Qu’est-ce que le « paradoxe shakespearien », qui anime les personnages de Polanski ?

Ce que j’appelle « le paradoxe shakespearien », ce n’est pas ce qui « animerait » les personnages de Polanski. Je décris par cette formule la façon dont l’art, et en particulier la fiction, nous donne accès au réel, et est un lieu de vérité.

Après le meurtre de l’épouse de Polanski, Sharon Tate, une certaine presse s’est demandé si l’auteur de Rosemary’s baby était complètement « innocent » de ce crime.  Comment expliquer un tel acharnement ?

J’analyse précisément ce phénomène répugnant dans mon livre. La fameuse « preuve par le soufre », qui fait tellement fantasmer les amateurs morbides d’émotions frelatées et de sensations fortes à bon marché.

Comment la justice polonaise motive-t-elle son refus d’extrader Polanski vers les Etats-Unis en 2015, pour cette affaire Geimer, toujours non close ?

J’invite le lecteur à regarder sur le lien YouTube (indiqué en annexe dans mon livre et directement disponible sur le site du Cherche Midi dans la présentation de mon livre) l’audience captivante, sous-titrée en français au cours de laquelle le juge Dariusz Mazur a délivré sa motivation de refus d’extradition. Le magistrat polonais retrace, de façon complète et précise, toute l’affaire Geimer, et il fait apparaître clairement en quoi la justice américaine, en particulier à travers les agissements du juge Rittenband, véritable délinquant judiciaire, a vicié la procédure intentée en 1977 contre Polanski. Lequel je tiens à le préciser, a été condamné pour « relation illicite avec une mineure », et non pour « viol », contrairement à ce que l’on lit toujours et partout. Hélas, comme l’a écrit Clemenceau, « combien de fois faut-il répéter un mensonge pour qu’il devienne une vérité ? »…

Comment comprendre les retrouvailles et la photo souriante, 45 ans plus tard, entre Samantha Geimer et Roman Polanski, en 2023 ? 

Cette photo a été prise à la suite d’un entretien croisé entre Samantha Geimer et la comédienne et chanteuse Emmanuelle Seigner, épouse de Polanski, entretien publié par Le Point en avril 2023. Samantha Geimer, en dépit de ses ambiguïtés sur cet épisode vieux de plus de quarante-cinq ans, ne cesse depuis des années de réclamer qu’on laisse Polanski – et elle-même –, en paix.
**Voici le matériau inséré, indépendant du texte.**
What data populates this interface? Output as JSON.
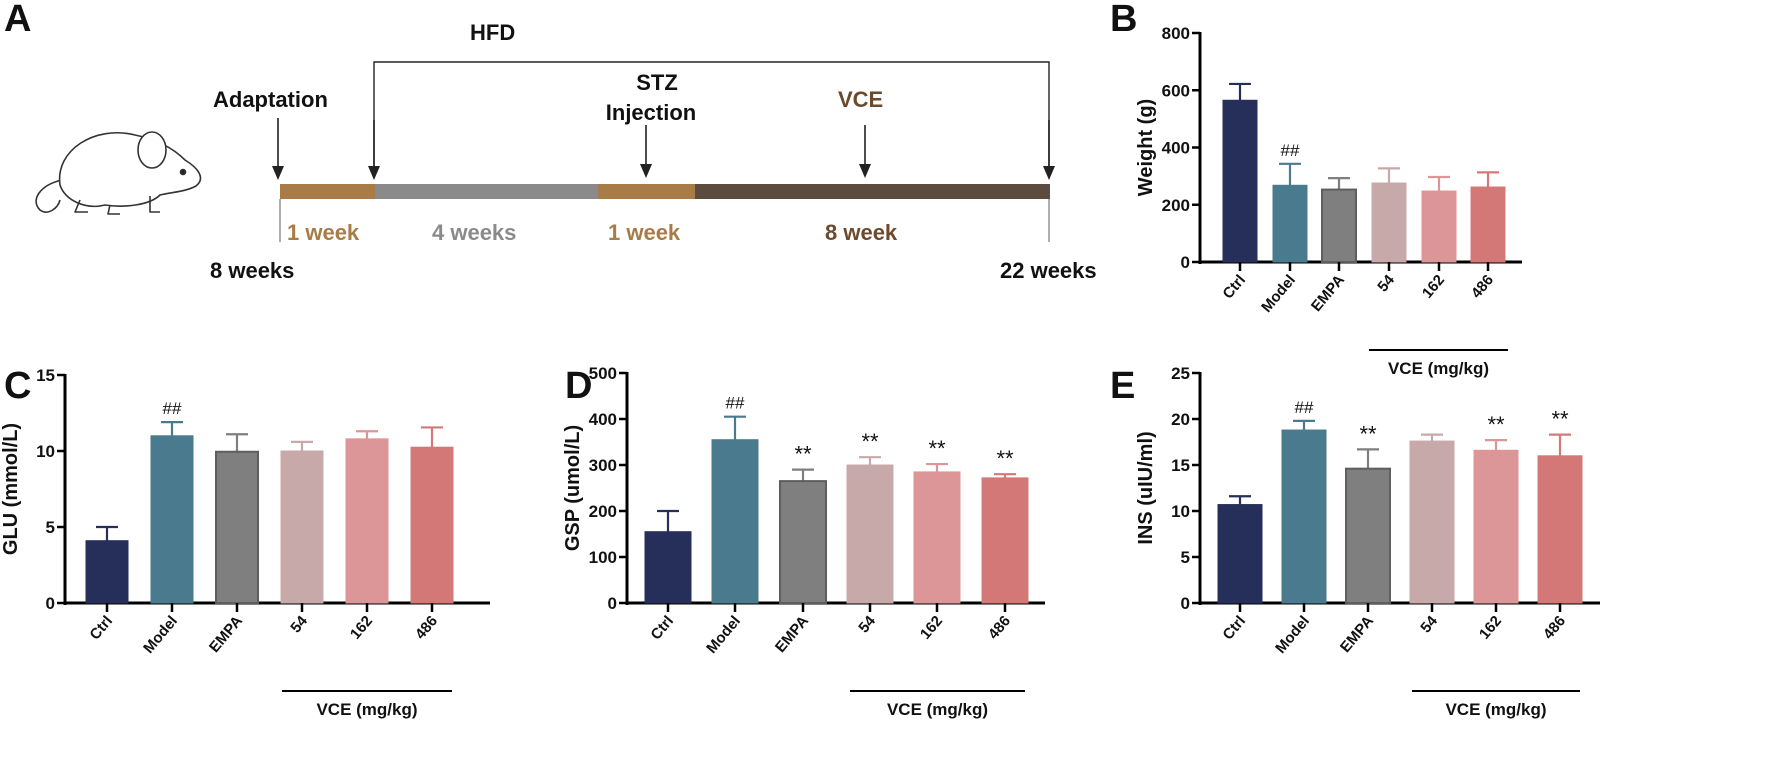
{
  "panel_letters": [
    "A",
    "B",
    "C",
    "D",
    "E"
  ],
  "timeline": {
    "hfd": "HFD",
    "adaptation": "Adaptation",
    "stz_line1": "STZ",
    "stz_line2": "Injection",
    "vce": "VCE",
    "start": "8 weeks",
    "end": "22 weeks",
    "segments": [
      {
        "label": "1 week",
        "weeks": 1,
        "color": "#a87c47"
      },
      {
        "label": "4 weeks",
        "weeks": 4,
        "color": "#8a8a8a"
      },
      {
        "label": "1 week",
        "weeks": 1,
        "color": "#a87c47"
      },
      {
        "label": "8 week",
        "weeks": 8,
        "color": "#5c4c3f"
      }
    ],
    "vce_color": "#6b4a2e"
  },
  "colors": [
    "#262f5a",
    "#4a7a8e",
    "#7f7f7f",
    "#c8a9aa",
    "#dd9697",
    "#d47877"
  ],
  "chart_data": [
    {
      "id": "B",
      "type": "bar",
      "ylabel": "Weight (g)",
      "ylim": [
        0,
        800
      ],
      "yticks": [
        0,
        200,
        400,
        600,
        800
      ],
      "categories": [
        "Ctrl",
        "Model",
        "EMPA",
        "54",
        "162",
        "486"
      ],
      "group_label": "VCE (mg/kg)",
      "values": [
        565,
        268,
        253,
        276,
        248,
        262
      ],
      "errors": [
        57,
        75,
        40,
        51,
        49,
        51
      ],
      "annotations": [
        "",
        "##",
        "",
        "",
        "",
        ""
      ]
    },
    {
      "id": "C",
      "type": "bar",
      "ylabel": "GLU (mmol/L)",
      "ylim": [
        0,
        15
      ],
      "yticks": [
        0,
        5,
        10,
        15
      ],
      "categories": [
        "Ctrl",
        "Model",
        "EMPA",
        "54",
        "162",
        "486"
      ],
      "group_label": "VCE (mg/kg)",
      "values": [
        4.1,
        11.0,
        9.95,
        10.0,
        10.8,
        10.25
      ],
      "errors": [
        0.9,
        0.9,
        1.15,
        0.6,
        0.5,
        1.3
      ],
      "annotations": [
        "",
        "##",
        "",
        "",
        "",
        ""
      ]
    },
    {
      "id": "D",
      "type": "bar",
      "ylabel": "GSP (umol/L)",
      "ylim": [
        0,
        500
      ],
      "yticks": [
        0,
        100,
        200,
        300,
        400,
        500
      ],
      "categories": [
        "Ctrl",
        "Model",
        "EMPA",
        "54",
        "162",
        "486"
      ],
      "group_label": "VCE (mg/kg)",
      "values": [
        155,
        355,
        265,
        300,
        285,
        272
      ],
      "errors": [
        45,
        50,
        25,
        17,
        17,
        8
      ],
      "annotations": [
        "",
        "##",
        "**",
        "**",
        "**",
        "**"
      ]
    },
    {
      "id": "E",
      "type": "bar",
      "ylabel": "INS (uIU/ml)",
      "ylim": [
        0,
        25
      ],
      "yticks": [
        0,
        5,
        10,
        15,
        20,
        25
      ],
      "categories": [
        "Ctrl",
        "Model",
        "EMPA",
        "54",
        "162",
        "486"
      ],
      "group_label": "VCE (mg/kg)",
      "values": [
        10.7,
        18.8,
        14.6,
        17.6,
        16.6,
        16.0
      ],
      "errors": [
        0.9,
        1.0,
        2.1,
        0.7,
        1.1,
        2.3
      ],
      "annotations": [
        "",
        "##",
        "**",
        "",
        "**",
        "**"
      ]
    }
  ]
}
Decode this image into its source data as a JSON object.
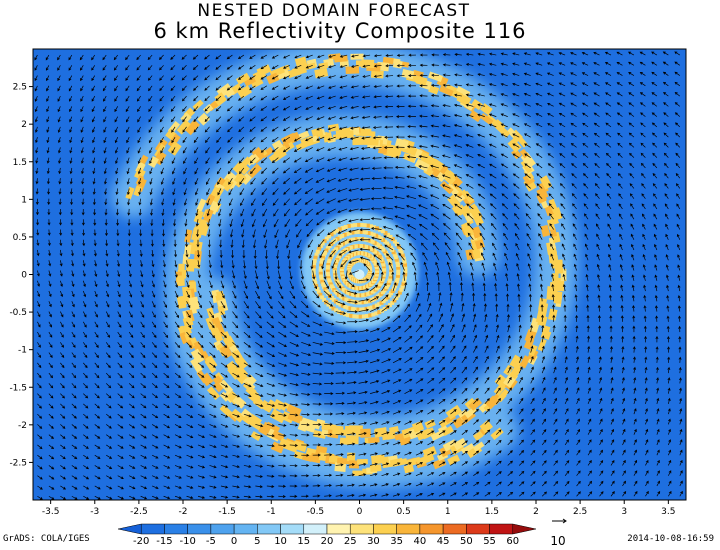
{
  "header": {
    "title": "NESTED DOMAIN FORECAST",
    "subtitle": "6 km Reflectivity Composite 116"
  },
  "footer": {
    "credit": "GrADS: COLA/IGES",
    "timestamp": "2014-10-08-16:59"
  },
  "chart_data": {
    "type": "heatmap",
    "title": "6 km Reflectivity Composite 116",
    "xlabel": "",
    "ylabel": "",
    "xlim": [
      -3.7,
      3.7
    ],
    "ylim": [
      -3.0,
      3.0
    ],
    "x_ticks": [
      -3.5,
      -3,
      -2.5,
      -2,
      -1.5,
      -1,
      -0.5,
      0,
      0.5,
      1,
      1.5,
      2,
      2.5,
      3,
      3.5
    ],
    "x_tick_labels": [
      "-3.5",
      "-3",
      "-2.5",
      "-2",
      "-1.5",
      "-1",
      "-0.5",
      "0",
      "0.5",
      "1",
      "1.5",
      "2",
      "2.5",
      "3",
      "3.5"
    ],
    "y_ticks": [
      2.5,
      2,
      1.5,
      1,
      0.5,
      0,
      -0.5,
      -1,
      -1.5,
      -2,
      -2.5
    ],
    "y_tick_labels": [
      "2.5",
      "2",
      "1.5",
      "1",
      "0.5",
      "0",
      "-0.5",
      "-1",
      "-1.5",
      "-2",
      "-2.5"
    ],
    "grid": false,
    "colorbar": {
      "levels": [
        "-20",
        "-15",
        "-10",
        "-5",
        "0",
        "5",
        "10",
        "15",
        "20",
        "25",
        "30",
        "35",
        "40",
        "45",
        "50",
        "55",
        "60"
      ],
      "colors": [
        "#1560d8",
        "#1e6fe0",
        "#2a80e6",
        "#3a90ea",
        "#4ea2ee",
        "#64b4f2",
        "#82c8f6",
        "#a4dcf8",
        "#d2f0fa",
        "#fff3b0",
        "#fde27a",
        "#fcd050",
        "#f9b53a",
        "#f5962d",
        "#ec6b22",
        "#dc3a1a",
        "#c01414",
        "#960c0c"
      ]
    },
    "vector_reference": "10",
    "series": [
      {
        "name": "",
        "feature": "storm center",
        "x": 0.0,
        "y": 0.0,
        "value": 35
      },
      {
        "name": "",
        "feature": "inner core",
        "center": [
          0.0,
          0.05
        ],
        "radius": 0.7,
        "value": 30
      },
      {
        "name": "",
        "feature": "spiral rainband",
        "r_start": 1.6,
        "r_end": 2.6,
        "theta_start_deg": 190,
        "theta_span_deg": 330,
        "value": 30
      },
      {
        "name": "",
        "feature": "spiral rainband",
        "r_start": 1.3,
        "r_end": 2.3,
        "theta_start_deg": 10,
        "theta_span_deg": 300,
        "value": 25
      }
    ]
  }
}
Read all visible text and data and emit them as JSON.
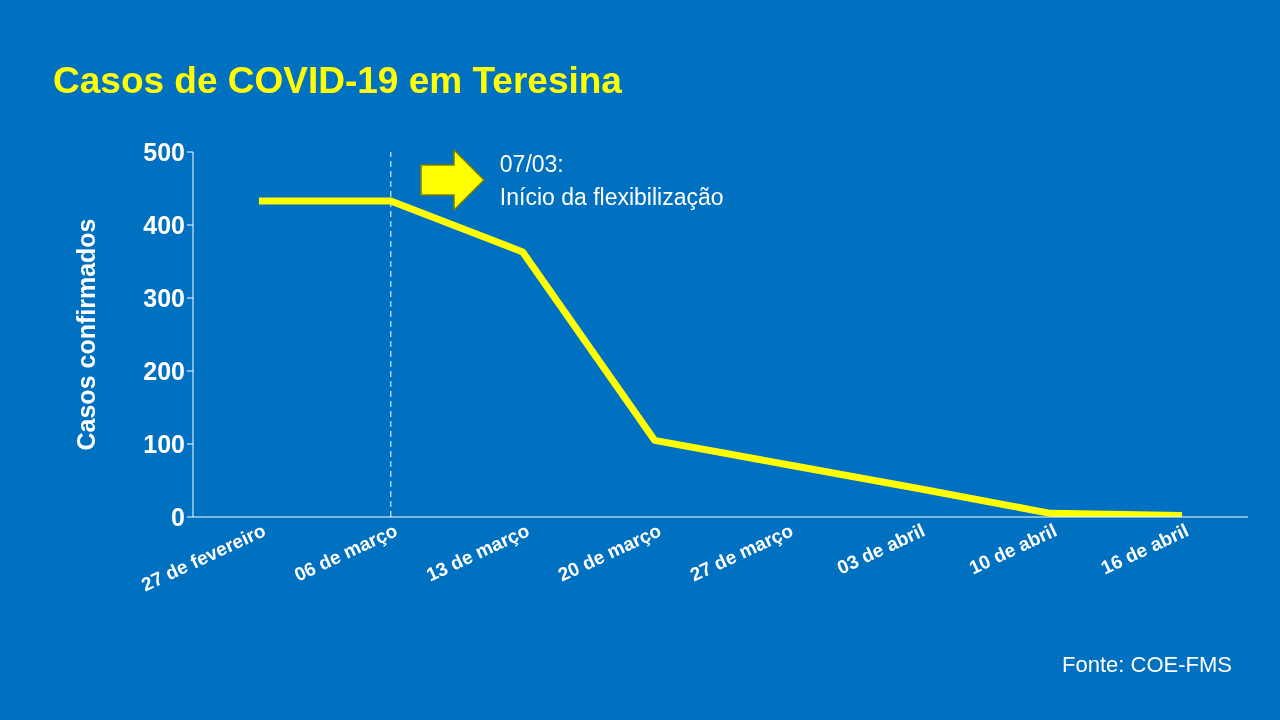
{
  "chart_data": {
    "type": "line",
    "title": "Casos de COVID-19 em Teresina",
    "ylabel": "Casos confirmados",
    "categories": [
      "27 de fevereiro",
      "06 de março",
      "13 de março",
      "20 de março",
      "27 de março",
      "03 de abril",
      "10 de abril",
      "16 de abril"
    ],
    "series": [
      {
        "color": "#ffff00",
        "values": [
          433,
          433,
          363,
          105,
          72,
          39,
          5,
          2
        ]
      }
    ],
    "ylim": [
      0,
      500
    ],
    "yticks": [
      0,
      100,
      200,
      300,
      400,
      500
    ],
    "grid": false,
    "legend": false,
    "marker": "none",
    "line_style": "solid",
    "ref_lines": [
      {
        "axis": "x",
        "value": "06 de março",
        "label": "07/03:\nInício da flexibilização",
        "color": "#ffffff",
        "line_style": "dashed"
      }
    ],
    "annotations": [
      "Fonte: COE-FMS"
    ]
  }
}
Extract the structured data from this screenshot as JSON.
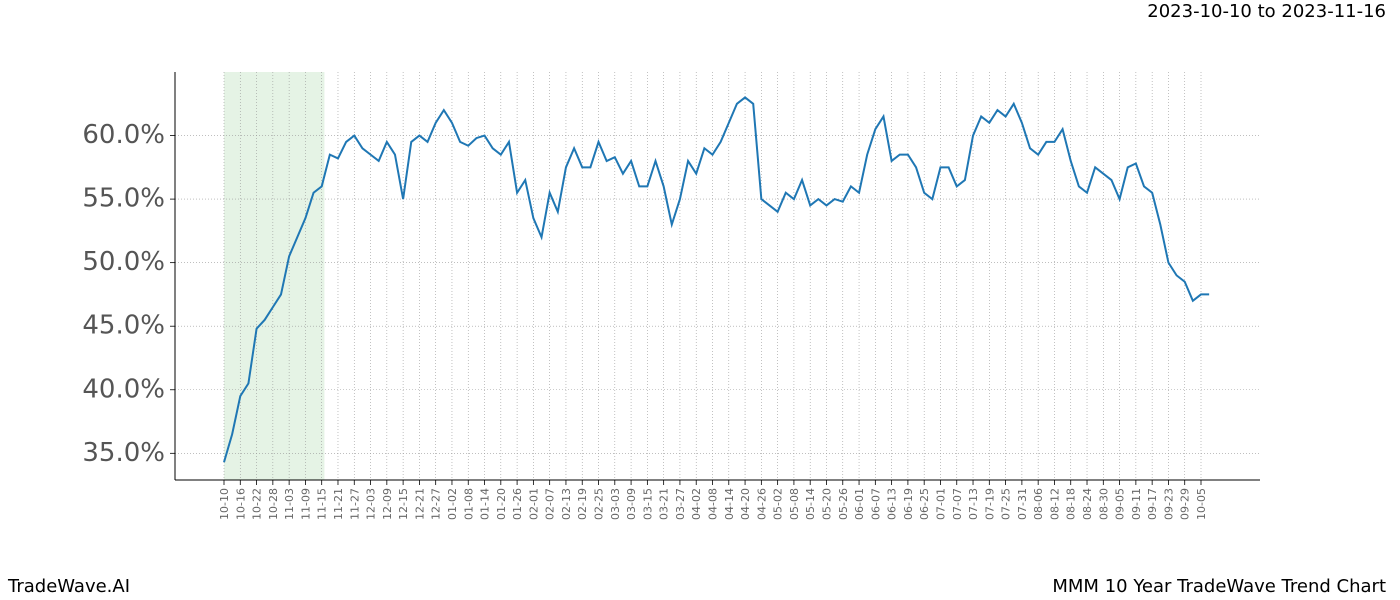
{
  "chart_data": {
    "type": "line",
    "title": "MMM 10 Year TradeWave Trend Chart",
    "subtitle": "2023-10-10 to 2023-11-16",
    "brand": "TradeWave.AI",
    "x": [
      "10-10",
      "10-13",
      "10-16",
      "10-19",
      "10-22",
      "10-25",
      "10-28",
      "10-31",
      "11-03",
      "11-06",
      "11-09",
      "11-12",
      "11-15",
      "11-18",
      "11-21",
      "11-24",
      "11-27",
      "11-30",
      "12-03",
      "12-06",
      "12-09",
      "12-12",
      "12-15",
      "12-18",
      "12-21",
      "12-24",
      "12-27",
      "12-30",
      "01-02",
      "01-05",
      "01-08",
      "01-11",
      "01-14",
      "01-17",
      "01-20",
      "01-23",
      "01-26",
      "01-29",
      "02-01",
      "02-04",
      "02-07",
      "02-10",
      "02-13",
      "02-16",
      "02-19",
      "02-22",
      "02-25",
      "02-28",
      "03-03",
      "03-06",
      "03-09",
      "03-12",
      "03-15",
      "03-18",
      "03-21",
      "03-24",
      "03-27",
      "03-30",
      "04-02",
      "04-05",
      "04-08",
      "04-11",
      "04-14",
      "04-17",
      "04-20",
      "04-23",
      "04-26",
      "04-29",
      "05-02",
      "05-05",
      "05-08",
      "05-11",
      "05-14",
      "05-17",
      "05-20",
      "05-23",
      "05-26",
      "05-29",
      "06-01",
      "06-04",
      "06-07",
      "06-10",
      "06-13",
      "06-16",
      "06-19",
      "06-22",
      "06-25",
      "06-28",
      "07-01",
      "07-04",
      "07-07",
      "07-10",
      "07-13",
      "07-16",
      "07-19",
      "07-22",
      "07-25",
      "07-28",
      "07-31",
      "08-03",
      "08-06",
      "08-09",
      "08-12",
      "08-15",
      "08-18",
      "08-21",
      "08-24",
      "08-27",
      "08-30",
      "09-02",
      "09-05",
      "09-08",
      "09-11",
      "09-14",
      "09-17",
      "09-20",
      "09-23",
      "09-26",
      "09-29",
      "10-02",
      "10-05",
      "10-08"
    ],
    "series": [
      {
        "name": "MMM",
        "color": "#1f77b4",
        "values": [
          34.3,
          36.5,
          39.5,
          40.5,
          44.8,
          45.5,
          46.5,
          47.5,
          50.5,
          52,
          53.5,
          55.5,
          56,
          58.5,
          58.2,
          59.5,
          60,
          59,
          58.5,
          58,
          59.5,
          58.5,
          55,
          59.5,
          60,
          59.5,
          61,
          62,
          61,
          59.5,
          59.2,
          59.8,
          60,
          59,
          58.5,
          59.5,
          55.5,
          56.5,
          53.5,
          52,
          55.5,
          54,
          57.5,
          59,
          57.5,
          57.5,
          59.5,
          58,
          58.3,
          57,
          58,
          56,
          56,
          58,
          56,
          53,
          55,
          58,
          57,
          59,
          58.5,
          59.5,
          61,
          62.5,
          63,
          62.5,
          55,
          54.5,
          54,
          55.5,
          55,
          56.5,
          54.5,
          55,
          54.5,
          55,
          54.8,
          56,
          55.5,
          58.5,
          60.5,
          61.5,
          58,
          58.5,
          58.5,
          57.5,
          55.5,
          55,
          57.5,
          57.5,
          56,
          56.5,
          60,
          61.5,
          61,
          62,
          61.5,
          62.5,
          61,
          59,
          58.5,
          59.5,
          59.5,
          60.5,
          58,
          56,
          55.5,
          57.5,
          57,
          56.5,
          55,
          57.5,
          57.8,
          56,
          55.5,
          53,
          50,
          49,
          48.5,
          47,
          47.5,
          47.5
        ]
      }
    ],
    "xticks": [
      "10-10",
      "10-16",
      "10-22",
      "10-28",
      "11-03",
      "11-09",
      "11-15",
      "11-21",
      "11-27",
      "12-03",
      "12-09",
      "12-15",
      "12-21",
      "12-27",
      "01-02",
      "01-08",
      "01-14",
      "01-20",
      "01-26",
      "02-01",
      "02-07",
      "02-13",
      "02-19",
      "02-25",
      "03-03",
      "03-09",
      "03-15",
      "03-21",
      "03-27",
      "04-02",
      "04-08",
      "04-14",
      "04-20",
      "04-26",
      "05-02",
      "05-08",
      "05-14",
      "05-20",
      "05-26",
      "06-01",
      "06-07",
      "06-13",
      "06-19",
      "06-25",
      "07-01",
      "07-07",
      "07-13",
      "07-19",
      "07-25",
      "07-31",
      "08-06",
      "08-12",
      "08-18",
      "08-24",
      "08-30",
      "09-05",
      "09-11",
      "09-17",
      "09-23",
      "09-29",
      "10-05"
    ],
    "ylim": [
      32.9,
      65.0
    ],
    "yticks": [
      {
        "value": 35,
        "label": "35.0%"
      },
      {
        "value": 40,
        "label": "40.0%"
      },
      {
        "value": 45,
        "label": "45.0%"
      },
      {
        "value": 50,
        "label": "50.0%"
      },
      {
        "value": 55,
        "label": "55.0%"
      },
      {
        "value": 60,
        "label": "60.0%"
      }
    ],
    "grid": true
  }
}
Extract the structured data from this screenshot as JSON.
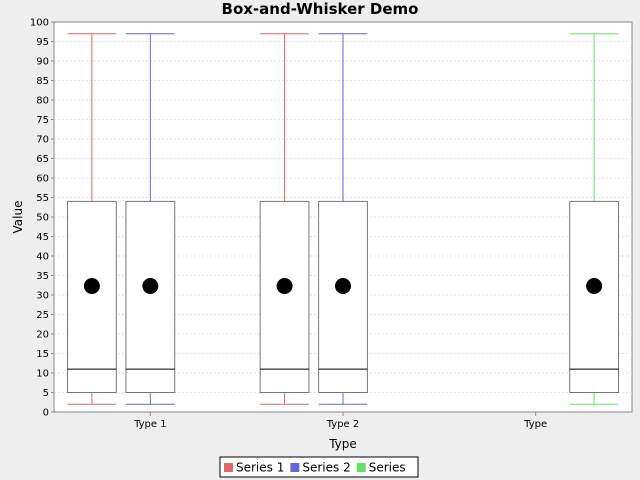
{
  "chart_data": {
    "type": "boxplot",
    "title": "Box-and-Whisker Demo",
    "xlabel": "Type",
    "ylabel": "Value",
    "ylim": [
      0,
      100
    ],
    "yticks": [
      0,
      5,
      10,
      15,
      20,
      25,
      30,
      35,
      40,
      45,
      50,
      55,
      60,
      65,
      70,
      75,
      80,
      85,
      90,
      95,
      100
    ],
    "categories": [
      "Type 1",
      "Type 2",
      "Type"
    ],
    "grid": true,
    "legend_position": "bottom",
    "series": [
      {
        "name": "Series 1",
        "color": "#e06666",
        "boxes": [
          {
            "category": "Type 1",
            "min": 2,
            "q1": 5,
            "median": 11,
            "q3": 54,
            "max": 97,
            "mean": 32.3
          },
          {
            "category": "Type 2",
            "min": 2,
            "q1": 5,
            "median": 11,
            "q3": 54,
            "max": 97,
            "mean": 32.3
          },
          null
        ]
      },
      {
        "name": "Series 2",
        "color": "#6666e0",
        "boxes": [
          {
            "category": "Type 1",
            "min": 2,
            "q1": 5,
            "median": 11,
            "q3": 54,
            "max": 97,
            "mean": 32.3
          },
          {
            "category": "Type 2",
            "min": 2,
            "q1": 5,
            "median": 11,
            "q3": 54,
            "max": 97,
            "mean": 32.3
          },
          null
        ]
      },
      {
        "name": "Series",
        "color": "#66e066",
        "boxes": [
          null,
          null,
          {
            "category": "Type",
            "min": 2,
            "q1": 5,
            "median": 11,
            "q3": 54,
            "max": 97,
            "mean": 32.3
          }
        ]
      }
    ]
  }
}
J’ai analysé cette image dans un article publié dans le magazine Marianne [https://www.msn.com/fr-fr/divertissement/actualite/affaire-polanski-quand-une-image-dit-la-vérité/ar-AA1aNztA]. La photographie parle d’elle-même… si l’on consent à regarder ce que l’on voit.

Quel est le rôle joué par sa compagne, Emmanuelle Seigner, depuis toutes ces années avec Roman Polanski ? 

Polanski en parle très bien lui-même, dans la réédition de son livre Roman par Polanski. Il faut aussi lire Une vie incendiée, le livre d’Emmanuelle Seigner, qui a payé très cher en termes de carrière en France son statut de compagne de Polanski, pour prendre la mesure de l’indéfectible amour, du courage, de la lucidité et de la force d’âme d’une femme à la hauteur d’une situation aussi destructrice. J’éprouve pour elle une grande admiration.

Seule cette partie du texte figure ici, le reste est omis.